WASHINGTON — Dennis Hastert, the longest-serving Republican speaker in the history of the U.S. House, was indicted Thursday by a federal grand jury on charges that he violated banking laws in a bid to pay $3.5 million to an unnamed individual to cover up “past misconduct.”
Hastert, who has been a high-paid lobbyist in Washington since his 2007 retirement from Congress, schemed to mask more than $950,000 in withdrawals from various accounts in violation of federal banking laws that require the disclosure of large cash transactions, according to a seven-page indictment delivered by a grand jury in Chicago.
The indictment did not spell out the exact nature of the “prior misconduct” by Hastert. It noted that before entering state and federal politics in 1981, Hastert served for more than a decade as a teacher and wrestling coach at Yorkville High School in Illinois.
In 2010, confronted about the “prior misconduct,” the former speaker agreed to pay $3.5 million to the individual “to compensate for and conceal his prior misconduct against Individual A,” prosecutors alleged.
Over the next five years, Hastert withdrew about $1.7 million in cash from his various bank accounts — at one point in 2014 delivering $100,000 a month to the individual, the indictment alleged.
The individual, whose identity was shielded by prosecutors, has known Hastert most of his or her life, growing up in Yorkville, Ill., which is the town next to Hastert’s hometown of Plano, in the exurbs west of Chicago. Prosecutors said the actions “occurred years earlier” than the 2010 meeting that sparked the payments.
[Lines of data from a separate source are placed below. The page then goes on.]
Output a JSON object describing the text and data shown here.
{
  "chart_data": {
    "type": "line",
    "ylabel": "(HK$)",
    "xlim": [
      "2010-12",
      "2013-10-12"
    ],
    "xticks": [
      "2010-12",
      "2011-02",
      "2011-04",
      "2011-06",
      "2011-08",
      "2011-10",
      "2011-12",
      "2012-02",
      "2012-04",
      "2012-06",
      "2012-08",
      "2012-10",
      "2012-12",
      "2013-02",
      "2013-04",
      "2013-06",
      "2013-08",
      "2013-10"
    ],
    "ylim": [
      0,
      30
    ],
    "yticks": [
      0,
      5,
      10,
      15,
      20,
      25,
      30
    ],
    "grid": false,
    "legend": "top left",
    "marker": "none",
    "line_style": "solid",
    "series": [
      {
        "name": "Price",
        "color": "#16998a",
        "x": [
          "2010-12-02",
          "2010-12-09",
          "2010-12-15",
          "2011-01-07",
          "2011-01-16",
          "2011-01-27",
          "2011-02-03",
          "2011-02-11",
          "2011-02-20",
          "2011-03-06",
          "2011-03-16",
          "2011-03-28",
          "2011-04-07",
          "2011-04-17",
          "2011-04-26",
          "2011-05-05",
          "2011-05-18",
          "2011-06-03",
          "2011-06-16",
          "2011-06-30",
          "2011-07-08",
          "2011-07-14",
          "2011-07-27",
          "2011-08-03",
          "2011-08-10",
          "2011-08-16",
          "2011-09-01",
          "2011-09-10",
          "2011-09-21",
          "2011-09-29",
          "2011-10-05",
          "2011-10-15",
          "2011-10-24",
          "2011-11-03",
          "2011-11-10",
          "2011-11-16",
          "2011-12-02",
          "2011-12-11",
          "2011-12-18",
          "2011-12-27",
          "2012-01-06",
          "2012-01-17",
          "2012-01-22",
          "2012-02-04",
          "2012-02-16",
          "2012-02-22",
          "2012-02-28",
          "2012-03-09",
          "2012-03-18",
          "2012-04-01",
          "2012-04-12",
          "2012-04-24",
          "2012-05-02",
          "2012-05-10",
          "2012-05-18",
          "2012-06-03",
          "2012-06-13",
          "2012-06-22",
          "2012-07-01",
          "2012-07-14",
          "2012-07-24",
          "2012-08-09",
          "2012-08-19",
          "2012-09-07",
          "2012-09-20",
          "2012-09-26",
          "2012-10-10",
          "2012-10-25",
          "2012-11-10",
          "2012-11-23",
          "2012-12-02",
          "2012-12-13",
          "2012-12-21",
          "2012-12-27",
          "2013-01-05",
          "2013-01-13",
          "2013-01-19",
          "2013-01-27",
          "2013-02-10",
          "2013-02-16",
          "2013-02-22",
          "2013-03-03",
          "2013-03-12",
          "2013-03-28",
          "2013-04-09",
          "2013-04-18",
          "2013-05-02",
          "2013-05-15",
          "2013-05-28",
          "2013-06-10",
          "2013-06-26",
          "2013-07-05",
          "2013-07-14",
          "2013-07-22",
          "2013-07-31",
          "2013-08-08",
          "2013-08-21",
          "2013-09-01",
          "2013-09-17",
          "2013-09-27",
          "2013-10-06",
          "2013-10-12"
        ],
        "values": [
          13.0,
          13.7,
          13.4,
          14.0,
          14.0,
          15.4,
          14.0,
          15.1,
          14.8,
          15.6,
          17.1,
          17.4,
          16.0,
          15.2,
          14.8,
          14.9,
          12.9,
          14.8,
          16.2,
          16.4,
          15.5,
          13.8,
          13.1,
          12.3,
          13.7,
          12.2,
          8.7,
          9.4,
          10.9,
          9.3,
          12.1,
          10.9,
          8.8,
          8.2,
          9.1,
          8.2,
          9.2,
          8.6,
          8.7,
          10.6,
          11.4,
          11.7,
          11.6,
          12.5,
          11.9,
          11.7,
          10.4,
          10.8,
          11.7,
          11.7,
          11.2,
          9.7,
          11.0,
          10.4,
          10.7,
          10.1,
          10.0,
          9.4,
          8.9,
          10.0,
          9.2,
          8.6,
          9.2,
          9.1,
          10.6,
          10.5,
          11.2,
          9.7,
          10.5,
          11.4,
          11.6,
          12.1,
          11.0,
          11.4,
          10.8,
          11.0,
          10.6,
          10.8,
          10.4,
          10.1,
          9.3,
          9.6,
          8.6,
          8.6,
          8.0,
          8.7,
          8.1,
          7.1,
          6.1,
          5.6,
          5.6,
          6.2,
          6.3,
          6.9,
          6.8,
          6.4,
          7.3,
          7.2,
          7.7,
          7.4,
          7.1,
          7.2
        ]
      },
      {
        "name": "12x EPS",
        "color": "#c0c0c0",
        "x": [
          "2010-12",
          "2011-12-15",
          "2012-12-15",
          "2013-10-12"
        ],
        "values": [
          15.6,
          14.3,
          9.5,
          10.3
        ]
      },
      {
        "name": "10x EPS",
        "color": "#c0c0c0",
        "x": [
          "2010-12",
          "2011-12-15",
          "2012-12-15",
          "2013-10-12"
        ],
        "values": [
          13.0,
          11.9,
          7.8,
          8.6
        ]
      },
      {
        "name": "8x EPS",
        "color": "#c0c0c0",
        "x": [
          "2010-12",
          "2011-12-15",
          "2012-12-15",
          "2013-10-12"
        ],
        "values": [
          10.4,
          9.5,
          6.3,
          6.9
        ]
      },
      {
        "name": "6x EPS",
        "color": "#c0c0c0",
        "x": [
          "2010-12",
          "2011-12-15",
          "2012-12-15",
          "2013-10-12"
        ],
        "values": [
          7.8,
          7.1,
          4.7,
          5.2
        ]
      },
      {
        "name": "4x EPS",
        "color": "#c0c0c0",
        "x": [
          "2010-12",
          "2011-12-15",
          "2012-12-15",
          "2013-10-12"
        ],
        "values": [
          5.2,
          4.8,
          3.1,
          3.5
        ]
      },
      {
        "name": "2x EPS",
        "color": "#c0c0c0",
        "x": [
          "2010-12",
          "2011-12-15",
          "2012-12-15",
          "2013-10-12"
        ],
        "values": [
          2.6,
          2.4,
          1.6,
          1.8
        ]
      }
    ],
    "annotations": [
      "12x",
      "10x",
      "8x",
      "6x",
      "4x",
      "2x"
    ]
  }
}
The investigation began in 2013, by the FBI and Internal Revenue Service, which cited “possible structuring of currency transactions to avoid the reporting requirements.”
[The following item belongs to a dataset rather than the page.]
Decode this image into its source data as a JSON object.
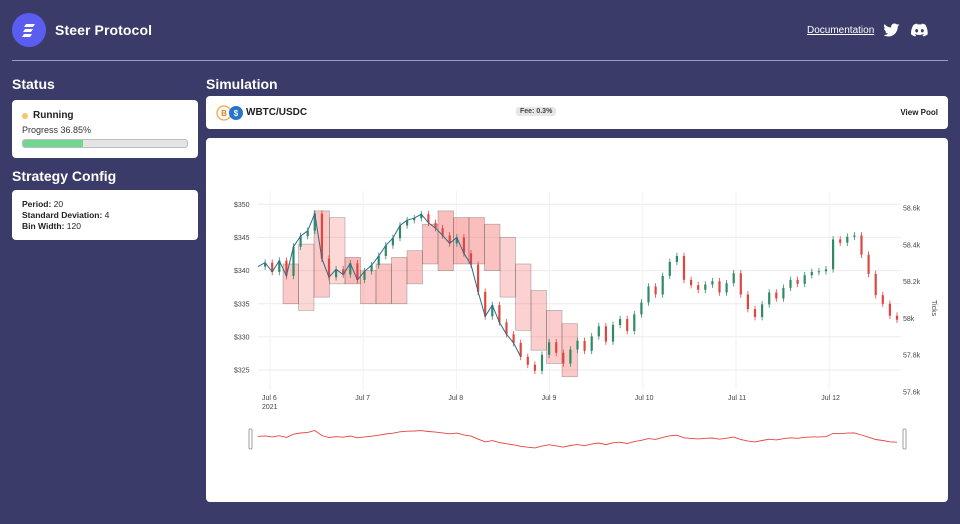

Neither Hastert nor his legal team responded to requests for comment on the charges.
A spokesman for the lobbying and law firm Dickstein Shapiro, where Hastert worked, said late Thursday that Hastert had resigned.
In addition to the banking charges, Hastert faces a count for making “false, fictitious and fraudulent statements” to federal investigators during an interview in December in which he was questioned about the many cash withdrawals for less than $10,000, just less than the amounts that would have triggered disclosure requirements.
According to the indictment, investigators asked Hastert — a 20-year veteran of Congress whose lobbying clients include major energy and tobacco firms — whether his withdrawals were prompted “because he did not feel safe with the banking system.”
“Yeah … I kept the cash,” the former speaker told the agents, according to the indictment. “That’s what I’m doing.”
Prosecutors alleged that he knew he was withdrawing the money “to compensate Individual A to remain secret so as to cover up his past misconduct.”
Kim Nerheim, spokeswoman for the U.S. attorney’s office for the Northern District of Illinois, which brought the charges, would not comment on whether there was a criminal investigation or charges against the individual who prompted Hastert’s allegedly illegal transactions.
The withdrawals in question began in June 2010, including 15 of $50,000 each, until the spring of 2012, according to the indictment. Officials at the bank asked Hastert about those cash transactions because federal law requires reporting of transactions of $10,000 or more as part of efforts to track money laundering and other criminal behavior. Shortly thereafter, Hastert began making regular withdrawals of less than $10,000, the indictment alleged.
Hastert will be arraigned at a U.S. district court at an unspecified later date, Nerheim said.